Durante décadas, la democracia fue el más sólido baluarte en la defensa del mundo libre frente a los constantes embates de los sistemas absolutistas o del corporativismo estatal de los regímenes comunistas. El estrecho margen que separa a Donald Trump de su rival demócrata en la contienda por la silla

presidencial de los EE.UU, revela sin duda un hecho preocupante: El fortalecimiento creciente y vertiginoso de los populismos que, al margen de su sello ideológico, amenazan con tormentas los cielos de la democracia. 

Como la mosca del gusano barrenador que asuela los rebaños, el populismo aprovecha toda “herida” en el tejido social para depositar sus huevecillos que, transformados en larvas y escondidos tras la retórica misma de la democracia, se alimentarán de sus entrañas hasta dejarla inerte.

De muy variado cuño en el vasto espectro político derecha-izquierda, los populismos proliferan sin piedad como una plaga invisible, socavando los valores que suponíamos inamovibles: la igualdad frente a la ley, la solidez institucional, la libertad de expresión y la pluralidad de pensamiento . Sin conformar un sistema ideológico, el populismo puede ser entendido como una forma particular de gobernar, como una modalidad discursiva que, al margen de su encuadre político, taladra en su estrategia los cimientos de la democracia. Pero, ¿cuáles son los rasgos comunes que dan forma y cuerpo a los llamados populismos? ¿En dónde radica su peligrosidad? ¿Qué implicaciones adversas supone el que un líder como Donald Trump o López Obrador, consiga posicionarse como el genuino y único representante de la voluntad popular? Los populismos parten siempre del principio de la confrontación, de una polarización maniquea del mundo en dos realidades enfrentadas: el pueblo verdadero y bueno, materializado en la voluntad de su autoproclamado representante legítimo, y un "otro" corrompido y perverso que surgido de diversos grupos y bajo variados nombres y apelativos, encarna al enemigo de las aspiraciones populares. Así la voz del líder, siempre llana y coloquial, puebla el imaginario popular de enemigos vagos e intangibles: neoliberales o fífis, imperialistas o judíos, migrantes o islamistas, da igual; cada populismo fabrica sus fantasmas. Como el canto irresistible de las sirenas, el líder populista emite su llamado, se adueña de la voluntad popular para ejercer el poder sin cortapisas, aun por encima de las leyes, de las instituciones, o de cualquier estructura que acote su proceder. Decirle a las masas lo que desean escuchar, permite al líder su control absoluto, su fidelidad ciega; perdonarán la mentira y tolerarán la ineptitud. El respaldo incondicional y visceral de las masas hacia la figura del iluminado, focalizará el poder en su persona: el autoritarismo y el narcisismo serán a menudo la consecuencia inevitable ...... el pueblo soy yo.

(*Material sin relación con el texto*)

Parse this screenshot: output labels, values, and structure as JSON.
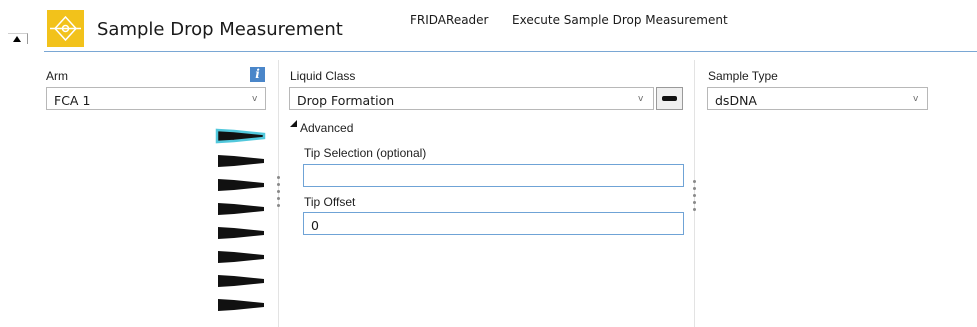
{
  "header": {
    "title": "Sample Drop Measurement",
    "app_name": "FRIDAReader",
    "action": "Execute Sample Drop Measurement",
    "icon": "drop-target-icon",
    "accent_color": "#f2c21b"
  },
  "arm": {
    "label": "Arm",
    "value": "FCA 1",
    "info_icon_label": "i",
    "tips_count": 8,
    "selected_tip_index": 0,
    "selected_tip_color": "#52c8dc"
  },
  "liquid_class": {
    "label": "Liquid Class",
    "value": "Drop Formation",
    "advanced_label": "Advanced",
    "tip_selection_label": "Tip Selection (optional)",
    "tip_selection_value": "",
    "tip_offset_label": "Tip Offset",
    "tip_offset_value": "0"
  },
  "sample_type": {
    "label": "Sample Type",
    "value": "dsDNA"
  },
  "chevron": "v"
}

Las dicotomías populistas impiden todo acuerdo: el carácter irreconciliable de los polos se opone a la negociación democrática, al reconocimiento de las necesidades y los derechos del "otro". Tarde o temprano, la intolerancia, el enfrentamiento y la descalificación prejuiciosa hará su debut en la vida pública.

Lo mismo en México que en los EE.UU., la polarización se agudiza y se alienta para apuntalar la discursiva perversa del líder populista. Pero nadie siembra odio para cosechar manzanas. La historia parece recordarnos los peligros de la descalificación y de las separaciones prejuiciosas: el 9 de noviembre de 1938, tendrían lugar en la Alemania nazi, en la Austria anexionada y en el área de los Sudetes en Checoslovaquia, los progromos de la Kristallnacht o " noche de los cristales rotos "que, promovidos desde el poder por el ministro de propaganda Joseph Goebbels, condujeron al asesinato de docenas de judíos, a la quema indiscriminada de 191 sinagogas y al saqueo y destrucción de cementerios y negocios judíos.    

La polarización populista no ofrece un desenlace distinto: quien siembra vientos, recoge tempestades.